Crónica • "Uma bifana para a mesa dos pequeninos, por favor!"
Imagem: René Magritte | Man Seated at Table (1960) | |
Uma bifana para a mesa dos pequeninos, por favor!
Uma crónica de Luís G. Rodrigues
Patrícia Mamona, após ter alcançado a medalha de prata no triplo salto feminino nos Jogos Olímpicos de Tóquio – cujo salto vitorioso lhe deu o recorde nacional –, num ato patriótico e de agradecimento disse, numa breve entrevista pós-prova, em relação a Portugal, que “somos pequenos, mas somos grandes”. E às vezes até é o caso, durante uns breves dias, quando, em nome de Portugal, alguém é bem-sucedido; e às vezes nem aí.
Como orgulhosos que são, os portugueses e portuguesas tendem a ver o seu país com um carinho nacionalista que, de quando em quando, tem um cheirinho a pré-1974, uma fragância reservada com cheiro a ideais de supremacia cultural, ideal para quem só gosta de quem é igual a si.
Recentemente, os resquícios de todo um percurso escolar que adota uma narrativa branqueadora de todos os males que o Império Português trouxe ao mundo e que por essa razão faz com que, desde pequenos, os portugueses e portuguesas – ou pelo menos uma parte significativa – acreditem na grandiosidade do passado português, vieram ao de cima por culpa de uma bifana. É verdade. Não foi o Padrão dos Descobrimentos, não foi o comentário racista do deputado português que usa o perfume pré-1974, mas sim o Gordon Ramsay, chef americano reconhecido mundialmente pela forma agressivamente cómica como trata concorrentes de programas de culinária – sim, e também pela habilidade que tem na cozinha e pelas estrelas Michelin, blá-blá-blá – e a sua reinvenção da bifana portuguesa.
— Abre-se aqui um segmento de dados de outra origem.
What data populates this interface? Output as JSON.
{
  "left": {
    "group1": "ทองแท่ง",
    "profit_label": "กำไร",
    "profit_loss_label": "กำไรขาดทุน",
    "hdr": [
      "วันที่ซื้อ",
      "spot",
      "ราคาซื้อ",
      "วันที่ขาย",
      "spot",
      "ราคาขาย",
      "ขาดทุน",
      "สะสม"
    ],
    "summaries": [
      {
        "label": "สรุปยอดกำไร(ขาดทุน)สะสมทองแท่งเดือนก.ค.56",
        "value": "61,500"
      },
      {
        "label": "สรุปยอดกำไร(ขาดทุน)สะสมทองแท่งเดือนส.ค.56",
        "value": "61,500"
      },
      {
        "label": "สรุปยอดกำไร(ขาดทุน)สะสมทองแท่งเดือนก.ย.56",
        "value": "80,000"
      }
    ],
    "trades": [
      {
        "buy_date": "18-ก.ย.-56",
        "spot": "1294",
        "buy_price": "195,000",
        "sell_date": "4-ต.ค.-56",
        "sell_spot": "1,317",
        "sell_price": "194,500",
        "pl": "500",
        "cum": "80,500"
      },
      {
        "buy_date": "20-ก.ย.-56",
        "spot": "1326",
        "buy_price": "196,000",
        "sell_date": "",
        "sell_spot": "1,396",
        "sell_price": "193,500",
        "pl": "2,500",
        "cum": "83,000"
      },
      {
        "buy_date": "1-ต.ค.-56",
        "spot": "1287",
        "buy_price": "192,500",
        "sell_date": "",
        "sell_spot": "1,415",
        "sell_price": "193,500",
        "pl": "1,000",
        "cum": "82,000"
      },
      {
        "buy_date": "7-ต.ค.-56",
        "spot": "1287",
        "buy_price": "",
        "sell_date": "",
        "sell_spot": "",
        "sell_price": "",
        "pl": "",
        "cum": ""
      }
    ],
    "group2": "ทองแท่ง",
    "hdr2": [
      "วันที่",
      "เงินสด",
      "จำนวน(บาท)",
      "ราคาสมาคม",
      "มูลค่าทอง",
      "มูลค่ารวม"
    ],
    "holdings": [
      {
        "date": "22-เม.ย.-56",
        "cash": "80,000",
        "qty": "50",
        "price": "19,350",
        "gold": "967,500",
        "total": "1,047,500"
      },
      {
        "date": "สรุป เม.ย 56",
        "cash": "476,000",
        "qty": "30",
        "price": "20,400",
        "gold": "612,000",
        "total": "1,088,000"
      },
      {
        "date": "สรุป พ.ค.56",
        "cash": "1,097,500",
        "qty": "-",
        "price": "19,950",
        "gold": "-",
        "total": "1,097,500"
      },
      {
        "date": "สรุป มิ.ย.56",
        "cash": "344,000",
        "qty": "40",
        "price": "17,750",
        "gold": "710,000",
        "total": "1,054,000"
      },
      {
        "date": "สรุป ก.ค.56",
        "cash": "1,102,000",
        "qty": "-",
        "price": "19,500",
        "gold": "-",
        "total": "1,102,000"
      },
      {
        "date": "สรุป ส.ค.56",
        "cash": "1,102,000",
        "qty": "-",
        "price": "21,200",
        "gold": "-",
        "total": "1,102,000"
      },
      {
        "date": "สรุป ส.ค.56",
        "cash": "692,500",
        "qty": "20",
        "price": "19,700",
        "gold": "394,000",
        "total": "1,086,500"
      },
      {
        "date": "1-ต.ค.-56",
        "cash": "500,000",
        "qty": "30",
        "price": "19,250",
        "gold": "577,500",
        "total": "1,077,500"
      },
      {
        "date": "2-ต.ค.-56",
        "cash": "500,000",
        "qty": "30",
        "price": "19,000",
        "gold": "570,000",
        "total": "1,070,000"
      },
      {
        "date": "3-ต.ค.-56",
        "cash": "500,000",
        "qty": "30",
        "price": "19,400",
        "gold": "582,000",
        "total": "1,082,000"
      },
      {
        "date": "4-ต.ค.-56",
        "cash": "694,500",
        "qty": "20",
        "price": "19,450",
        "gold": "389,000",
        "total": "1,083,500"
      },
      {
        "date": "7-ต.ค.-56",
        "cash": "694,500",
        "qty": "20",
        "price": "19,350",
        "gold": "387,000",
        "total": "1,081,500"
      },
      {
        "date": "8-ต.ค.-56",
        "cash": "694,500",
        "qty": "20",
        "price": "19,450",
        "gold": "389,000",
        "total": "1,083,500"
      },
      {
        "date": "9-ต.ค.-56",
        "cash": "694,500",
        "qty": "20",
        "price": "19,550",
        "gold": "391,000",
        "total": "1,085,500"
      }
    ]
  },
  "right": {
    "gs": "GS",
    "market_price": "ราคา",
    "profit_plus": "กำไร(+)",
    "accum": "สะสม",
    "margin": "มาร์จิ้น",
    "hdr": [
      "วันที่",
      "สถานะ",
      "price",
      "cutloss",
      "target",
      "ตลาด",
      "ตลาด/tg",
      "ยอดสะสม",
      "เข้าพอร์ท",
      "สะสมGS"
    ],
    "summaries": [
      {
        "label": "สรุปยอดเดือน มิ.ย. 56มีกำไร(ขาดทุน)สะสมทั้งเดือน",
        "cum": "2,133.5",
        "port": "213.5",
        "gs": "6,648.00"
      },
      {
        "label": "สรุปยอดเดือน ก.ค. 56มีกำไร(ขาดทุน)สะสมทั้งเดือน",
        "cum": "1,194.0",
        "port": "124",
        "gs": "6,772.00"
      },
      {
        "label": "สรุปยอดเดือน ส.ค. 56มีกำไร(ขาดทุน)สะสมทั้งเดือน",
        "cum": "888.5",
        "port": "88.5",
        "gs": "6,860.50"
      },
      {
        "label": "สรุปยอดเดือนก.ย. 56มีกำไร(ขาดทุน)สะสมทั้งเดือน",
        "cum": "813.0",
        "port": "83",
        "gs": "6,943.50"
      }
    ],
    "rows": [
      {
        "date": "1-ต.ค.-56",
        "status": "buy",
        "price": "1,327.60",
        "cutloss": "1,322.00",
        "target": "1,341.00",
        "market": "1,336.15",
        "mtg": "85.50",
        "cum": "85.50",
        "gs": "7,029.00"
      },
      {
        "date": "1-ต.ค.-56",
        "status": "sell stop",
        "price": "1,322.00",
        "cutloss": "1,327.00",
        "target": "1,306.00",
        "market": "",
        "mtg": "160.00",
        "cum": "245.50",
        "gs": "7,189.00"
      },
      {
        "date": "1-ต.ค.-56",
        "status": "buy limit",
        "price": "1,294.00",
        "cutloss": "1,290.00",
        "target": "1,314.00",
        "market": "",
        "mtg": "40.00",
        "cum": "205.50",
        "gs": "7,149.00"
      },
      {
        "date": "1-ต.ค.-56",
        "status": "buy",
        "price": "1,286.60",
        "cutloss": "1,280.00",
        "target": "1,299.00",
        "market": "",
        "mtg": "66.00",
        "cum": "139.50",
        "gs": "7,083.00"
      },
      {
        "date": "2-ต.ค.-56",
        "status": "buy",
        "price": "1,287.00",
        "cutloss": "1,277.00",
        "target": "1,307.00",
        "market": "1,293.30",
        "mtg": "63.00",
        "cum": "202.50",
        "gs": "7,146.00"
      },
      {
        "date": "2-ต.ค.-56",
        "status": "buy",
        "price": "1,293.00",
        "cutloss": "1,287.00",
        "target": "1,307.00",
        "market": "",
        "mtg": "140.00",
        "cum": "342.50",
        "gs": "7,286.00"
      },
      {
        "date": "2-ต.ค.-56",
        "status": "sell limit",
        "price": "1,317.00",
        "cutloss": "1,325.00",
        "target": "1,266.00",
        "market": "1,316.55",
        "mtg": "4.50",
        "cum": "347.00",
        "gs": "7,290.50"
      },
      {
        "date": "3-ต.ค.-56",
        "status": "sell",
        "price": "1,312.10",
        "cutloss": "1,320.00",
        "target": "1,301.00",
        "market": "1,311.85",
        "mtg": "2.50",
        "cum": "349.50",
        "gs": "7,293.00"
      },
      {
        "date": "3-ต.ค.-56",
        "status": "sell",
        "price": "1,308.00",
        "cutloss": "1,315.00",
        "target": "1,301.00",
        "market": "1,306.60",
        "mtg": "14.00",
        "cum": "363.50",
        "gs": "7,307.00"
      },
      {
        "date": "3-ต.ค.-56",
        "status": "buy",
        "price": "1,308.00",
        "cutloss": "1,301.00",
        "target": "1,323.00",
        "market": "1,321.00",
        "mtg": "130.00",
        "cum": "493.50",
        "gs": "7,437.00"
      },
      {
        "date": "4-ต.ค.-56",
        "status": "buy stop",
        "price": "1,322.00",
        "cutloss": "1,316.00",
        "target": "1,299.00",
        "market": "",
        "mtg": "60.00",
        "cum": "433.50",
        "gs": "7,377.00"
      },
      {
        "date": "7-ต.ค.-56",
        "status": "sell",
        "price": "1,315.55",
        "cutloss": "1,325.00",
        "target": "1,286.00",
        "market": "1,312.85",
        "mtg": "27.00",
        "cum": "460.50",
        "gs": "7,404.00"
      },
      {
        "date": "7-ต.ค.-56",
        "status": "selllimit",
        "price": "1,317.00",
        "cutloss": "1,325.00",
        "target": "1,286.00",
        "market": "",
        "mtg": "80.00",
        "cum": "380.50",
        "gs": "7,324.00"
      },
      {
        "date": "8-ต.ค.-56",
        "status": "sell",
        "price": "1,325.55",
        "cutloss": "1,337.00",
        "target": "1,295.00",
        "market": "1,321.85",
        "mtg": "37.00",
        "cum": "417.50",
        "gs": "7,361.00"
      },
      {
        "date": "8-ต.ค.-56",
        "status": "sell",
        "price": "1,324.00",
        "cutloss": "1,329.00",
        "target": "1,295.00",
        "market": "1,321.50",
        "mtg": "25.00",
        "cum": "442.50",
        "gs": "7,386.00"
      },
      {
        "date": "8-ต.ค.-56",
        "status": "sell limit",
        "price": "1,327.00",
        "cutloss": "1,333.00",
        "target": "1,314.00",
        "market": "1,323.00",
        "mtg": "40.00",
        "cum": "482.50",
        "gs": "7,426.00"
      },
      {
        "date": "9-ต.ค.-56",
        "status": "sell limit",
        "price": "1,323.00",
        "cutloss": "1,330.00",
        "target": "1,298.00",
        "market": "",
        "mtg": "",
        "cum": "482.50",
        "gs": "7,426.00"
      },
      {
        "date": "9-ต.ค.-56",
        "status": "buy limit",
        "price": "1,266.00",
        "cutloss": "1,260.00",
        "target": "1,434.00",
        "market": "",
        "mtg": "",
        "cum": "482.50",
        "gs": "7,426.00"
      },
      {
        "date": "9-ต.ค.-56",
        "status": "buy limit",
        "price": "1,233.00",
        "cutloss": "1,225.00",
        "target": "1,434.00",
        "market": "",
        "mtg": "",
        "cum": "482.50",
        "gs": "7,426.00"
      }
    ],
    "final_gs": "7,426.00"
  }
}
Ora, a bifana do Ramsay, na minha opinião de pessoa que aprecia uma bela febra de porco fininha metida em pão quentinho, está com um aspeto delicioso. É certo que, provavelmente, custará mais do que aqueles dois euros que o Sr. Zé cobra na Adega, mas diria que vale a pena. Pelos vistos, sou dos poucos a pensar assim em Portugal.
O Twitter português, de resto entendido na história da gastronomia portuguesa ao longo dos séculos, revoltou-se com o produto final do chef americano.
O JN fez um favor a todos os seus leitores e reuniu alguns tweets que apanham bem a atmosfera sentida na rede social: “O deputado do PSD, Duarte Marques, reagiu à publicação e comentou: "Parece bastante bom, mas não é uma bifana. Vá a Vendas Novas e prove uma verdadeira". Também o youtuber Mr. Remedy, revoltado com esta versão, respondeu ao chefe britânico: "Outra vez, Gordon?! Já que estás em Portugal dá um saltinho até Vendas Novas. Tens 5 ou mais estabelecimentos diferentes que se especializam em bifana e nenhum deles serve isto. Se comia? Sem dúvida! Se levavas um carolo por cada vez que lhe chamasses bifana? Também". "Nunca pensei dizer isto, mas no que toca a bifanas a tasca fá-las melhor que o Gordon Ramsay", lê-se num dos comentários dos utilizadores à publicação feita pelo chefe através do Twitter".
Eu não sou de intrigas, caro leitor, - sou, sou – mas quero acreditar, então, que todos os portugueses que partilham desta opinião generalizada que a onda cibernética está a perpassar, opinião essa que defende que uma bifana só se come em Vendas Novas, não comem sushi em Portugal, que não frequentam restaurantes chineses em território português e que não se atrevem – malditos! – a comer um prato tipicamente indiano naquele restaurante da sua rua. Vou mais longe: isto de um português falar inglês também está mal, porque falar inglês em condições só em Londres!
A pequenez está nestes momentos. Tivemos oportunidade de sermos maiores, uma vez mais, para connosco mesmos. O Ramsay vir a Portugal, gravar cá um episódio da sua série e fazer um prato típico devia ser motivo de orgulho, ainda para mais quando o raio da bifana está com um aspeto fenomenal. Escolhemos ser paternalistas e chicos-espertos.
O caminho faz-se caminhando, porém, por vezes, em silêncio também, para que se possa refletir. A bifana não tem culpa nenhuma, a formação escolar e os seus conteúdos programáticos dados em Portugal sim. Fazem-nos acreditar que somos os melhores e sabemos tudo: não é o caso; estamos longe disso, mas damos um passo em frente quando aceitarmos a nossa história como ela sucedeu, e não como a escrevemos.
Abraço ao Ramsay, que não fala português, mas que colocou o seu talento ao serviço da nossa comida e a levou até aos seus milhões e milhões de seguidores.